Craig Fortman, nella sua ormai lunga carriera di musicista (North Sea Radio Orchestra, The Shrubbies, Lake Of Puppies), si è distinto per uno stile chitarristico molto personale, che amalgama arpeggi di stampo classicheggiante, medievale ed etnico a frammenti di quella evoluzione folk-blues, che Nick Drake trasformò in nuovo canone della musica tradizionale inglese. Concepito come un progetto solista, Arch Garrison è una denominazione che raccoglie contributi anche di altri musicisti (Sharron Fortnam al basso e James Larcombe alle tastiere nel primo album “King Of The Down” ); una formazione collaterale dove mettere a frutto l’esperienza con il gruppo di musica contemporanea, la North Sea Radio Orchestra, e la sua amicizia coi Cardiacs, concentrando l’attenzione sulla tradizione folk e sul mito poetico e letterario della vecchia Albione, gettando un ponte tra il folk pre-war e l’era moderna, senza contaminare l’essenza della sua ricerca antropologica e culturale.

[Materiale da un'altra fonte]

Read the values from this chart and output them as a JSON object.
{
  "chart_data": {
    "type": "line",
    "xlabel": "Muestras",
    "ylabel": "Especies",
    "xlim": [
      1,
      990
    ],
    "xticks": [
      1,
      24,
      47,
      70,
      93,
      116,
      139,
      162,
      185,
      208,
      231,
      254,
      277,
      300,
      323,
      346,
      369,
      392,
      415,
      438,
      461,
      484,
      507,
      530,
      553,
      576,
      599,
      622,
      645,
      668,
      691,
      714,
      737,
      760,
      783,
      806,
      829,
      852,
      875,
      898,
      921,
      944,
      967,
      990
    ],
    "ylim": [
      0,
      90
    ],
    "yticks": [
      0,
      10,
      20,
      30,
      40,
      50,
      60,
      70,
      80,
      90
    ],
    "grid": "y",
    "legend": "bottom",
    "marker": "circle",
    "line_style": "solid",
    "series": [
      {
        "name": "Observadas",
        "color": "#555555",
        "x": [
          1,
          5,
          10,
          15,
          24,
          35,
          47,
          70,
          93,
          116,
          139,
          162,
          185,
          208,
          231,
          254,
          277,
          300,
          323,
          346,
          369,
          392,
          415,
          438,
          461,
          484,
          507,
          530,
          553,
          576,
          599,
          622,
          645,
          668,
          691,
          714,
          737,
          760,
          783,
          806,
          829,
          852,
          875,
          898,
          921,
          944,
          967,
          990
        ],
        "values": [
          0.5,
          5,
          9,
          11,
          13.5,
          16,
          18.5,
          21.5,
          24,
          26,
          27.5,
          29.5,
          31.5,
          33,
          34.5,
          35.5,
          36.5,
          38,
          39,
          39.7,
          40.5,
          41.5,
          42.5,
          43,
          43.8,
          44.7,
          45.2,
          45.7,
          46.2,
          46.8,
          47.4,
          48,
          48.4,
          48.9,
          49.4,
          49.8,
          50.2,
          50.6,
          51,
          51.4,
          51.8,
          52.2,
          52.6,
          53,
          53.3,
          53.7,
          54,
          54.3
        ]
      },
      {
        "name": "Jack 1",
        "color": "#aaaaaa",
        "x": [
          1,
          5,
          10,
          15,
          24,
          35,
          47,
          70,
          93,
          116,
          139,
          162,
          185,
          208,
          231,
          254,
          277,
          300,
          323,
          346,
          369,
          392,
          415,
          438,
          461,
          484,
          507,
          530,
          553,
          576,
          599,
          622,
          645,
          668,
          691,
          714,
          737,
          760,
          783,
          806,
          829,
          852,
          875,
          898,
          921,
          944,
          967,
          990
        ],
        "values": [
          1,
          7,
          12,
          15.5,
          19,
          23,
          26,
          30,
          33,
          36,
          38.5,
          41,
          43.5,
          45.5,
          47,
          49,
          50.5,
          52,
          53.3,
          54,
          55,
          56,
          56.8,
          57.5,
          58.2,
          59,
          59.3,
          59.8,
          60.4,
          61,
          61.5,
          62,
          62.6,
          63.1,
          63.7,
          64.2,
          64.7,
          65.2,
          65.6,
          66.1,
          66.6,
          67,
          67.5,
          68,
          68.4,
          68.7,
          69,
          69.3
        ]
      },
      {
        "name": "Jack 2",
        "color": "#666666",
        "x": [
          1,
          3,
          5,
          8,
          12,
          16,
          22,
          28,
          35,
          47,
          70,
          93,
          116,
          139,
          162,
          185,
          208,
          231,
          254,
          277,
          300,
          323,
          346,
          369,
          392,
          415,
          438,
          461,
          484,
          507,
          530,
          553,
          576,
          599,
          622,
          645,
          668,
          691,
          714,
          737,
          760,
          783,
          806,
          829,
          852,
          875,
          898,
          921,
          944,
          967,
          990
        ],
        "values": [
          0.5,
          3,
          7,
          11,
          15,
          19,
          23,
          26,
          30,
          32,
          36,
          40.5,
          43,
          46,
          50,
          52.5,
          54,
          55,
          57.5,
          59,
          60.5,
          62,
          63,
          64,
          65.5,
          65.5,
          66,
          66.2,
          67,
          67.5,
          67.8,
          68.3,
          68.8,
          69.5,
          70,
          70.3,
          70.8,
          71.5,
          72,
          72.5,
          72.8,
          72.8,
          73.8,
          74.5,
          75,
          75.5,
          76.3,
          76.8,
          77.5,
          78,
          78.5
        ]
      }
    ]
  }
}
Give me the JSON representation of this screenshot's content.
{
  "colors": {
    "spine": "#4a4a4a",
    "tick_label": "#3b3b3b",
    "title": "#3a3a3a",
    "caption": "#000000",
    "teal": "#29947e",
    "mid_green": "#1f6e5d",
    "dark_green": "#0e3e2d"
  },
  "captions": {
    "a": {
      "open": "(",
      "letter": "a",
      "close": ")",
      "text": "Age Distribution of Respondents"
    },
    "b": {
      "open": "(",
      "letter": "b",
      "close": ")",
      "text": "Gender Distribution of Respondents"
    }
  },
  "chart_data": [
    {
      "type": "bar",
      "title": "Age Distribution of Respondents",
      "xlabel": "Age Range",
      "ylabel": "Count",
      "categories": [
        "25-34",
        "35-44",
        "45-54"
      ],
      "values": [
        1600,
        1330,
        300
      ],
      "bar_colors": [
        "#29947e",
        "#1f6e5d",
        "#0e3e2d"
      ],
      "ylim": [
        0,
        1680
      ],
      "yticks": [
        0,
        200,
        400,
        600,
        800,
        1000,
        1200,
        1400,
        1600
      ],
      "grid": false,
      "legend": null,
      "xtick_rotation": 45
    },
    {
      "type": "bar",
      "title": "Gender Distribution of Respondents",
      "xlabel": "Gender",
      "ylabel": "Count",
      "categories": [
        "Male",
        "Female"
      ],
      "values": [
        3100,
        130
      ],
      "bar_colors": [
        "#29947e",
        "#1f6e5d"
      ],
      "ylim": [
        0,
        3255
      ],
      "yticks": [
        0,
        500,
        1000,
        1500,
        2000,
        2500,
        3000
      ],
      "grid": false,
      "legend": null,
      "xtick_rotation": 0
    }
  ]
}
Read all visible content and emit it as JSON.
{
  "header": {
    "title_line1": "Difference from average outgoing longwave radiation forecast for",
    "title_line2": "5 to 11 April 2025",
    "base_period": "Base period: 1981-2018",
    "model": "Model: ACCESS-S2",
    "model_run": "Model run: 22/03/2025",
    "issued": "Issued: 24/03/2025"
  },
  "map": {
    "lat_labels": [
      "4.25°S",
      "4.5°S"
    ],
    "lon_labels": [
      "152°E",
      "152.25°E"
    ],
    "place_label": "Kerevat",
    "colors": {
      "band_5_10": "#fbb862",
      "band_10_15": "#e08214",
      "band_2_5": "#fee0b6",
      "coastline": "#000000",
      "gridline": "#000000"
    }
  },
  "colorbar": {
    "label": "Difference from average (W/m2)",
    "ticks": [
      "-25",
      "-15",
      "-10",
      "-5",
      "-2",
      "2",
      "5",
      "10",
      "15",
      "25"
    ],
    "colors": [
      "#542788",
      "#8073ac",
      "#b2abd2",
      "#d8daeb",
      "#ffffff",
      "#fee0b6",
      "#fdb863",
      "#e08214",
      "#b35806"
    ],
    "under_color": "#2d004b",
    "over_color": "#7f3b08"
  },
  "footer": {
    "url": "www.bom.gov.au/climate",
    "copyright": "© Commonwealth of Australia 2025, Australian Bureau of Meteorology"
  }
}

“I Will Be A Pilgrim” non è un progetto semplice da approcciare e amare, anche se l’eccelsa tecnica del musicista offre più di una suggestione anche al neofita del genere. La chitarra a corde di nylon, nelle mani di Craig, è uno strumento di rara bellezza, in sonorità senza tempo che si intrecciano con suoni di sintetizzatori mono e un vecchio organo Philips (Philicorda): i confini musicali vengono annullati gettando uno sguardo ad altre culture popolari come quella del Mali e dell’intera Africa, evocando spesso il suono cristallino di Toumani Diabaté o Ali Farka Touré, ma anche la tradizione della musica popolare spagnola (la folía de España).
Non è però il solito album di folk music dai mille risvolti musicali e tecnici. Gli Arch Garrison sottolineano con una forza inattesa una rivoluzione dei canoni del folk-revival, c’è la volontà ben precisa di strappare ogni legame con la scena indie e il suo atteggiamento da borghesotti invaghiti di un passato, oltre che da quel patriottismo non più genuino ma classista che sta contaminando tutta l’Europa.
Come la Incredible String Band, i due musicisti (alfine il nome Arch Garrison in questo secondo album sottintende Craig Fortman e James Larcombe) rimettono in gioco il fascino della tradizione con una contaminazione che tiene ben presente le evoluzioni della cultura pagana contemporanea, come la Memory Band nel tragitto nei luoghi della memoria di “On Our Chalk…”, o il geniale Sam Lee di ”Ground Of Its Own” e la visionaria Mary Hampton. La band non vuole fuggire verso la campagna e la solitudine, ma desidera ardentemente ripristinare nella Londra moderna quella fierezza popolare che nasce da un'analisi culturale più profonda e sincera.
Come i corrieri cosmici rivoluzionarono la musica elettronica, così il duo reinventa il folk, e il canto quasi sgraziato di “Where The Green Lane Runs” è come un avviso messo in cappello all’album per allontanare gli hipster curiosi. Ed è in questo modo che, partendo da delicati arpeggi lirici (“The Oldest Road”), li si può sentir approcciare verso lidi più evanescenti e meditativi che mutano in una nenia malinconica e struggente alla Robert Wyatt, e quando “Everything All” scivola nel pop, è solo per dimostrare che quello che gli altri esibiscono come arte sublime qui non è altro che un banale divertissement.
“Vamp 1” e “Vamp 2”, nel loro indugiare in atmosfere esotiche e nord-africane sono la dichiarazione più importante di modernità del linguaggio folk del duo: le barriere sono definitivamente sconfitte dalla bellezza e dall’universalità del linguaggio musicale, Craig mette insieme lirismo e tecnica con una forza quasi inedita.
Piccole variabili, come l’intro di synth di ”Bubble” e l’accordo in chiave leggermente blues di “Six Feet Under Yeah”, oltrepassano qualsiasi stilema e rimettono in piedi il valore della musica e il mistero che spesso aleggia dietro quell’accordo in minore dal tono riflessivo e quasi innocuo e remissivo, ma che riafferma il valore dell’uomo e dell’altro. Non a caso uno dei brani più intensi e suggestivi è proprio “Other People”, dove Craig invita ognuno di noi a prendere coscienza della propria energia per evitare che essa si perda nel fluire della banalità.
“I Will Be A Pilgrim” mette insieme alcune delle intuizioni più felici del folk inglese, quelle che hanno dato linfa vitale a musicisti come Nick Drake, Donovan, Bert Jansch, ma anche ai visionari come Robyn Hitchcock e Robert Wyatt, recuperando anche frammenti del Canterbury sound (si ascolti proprio la sequenza che va dalla title track a “Sweet Tomorrow”) e regalandoci un capitolo prezioso della nuova tradizione britannica.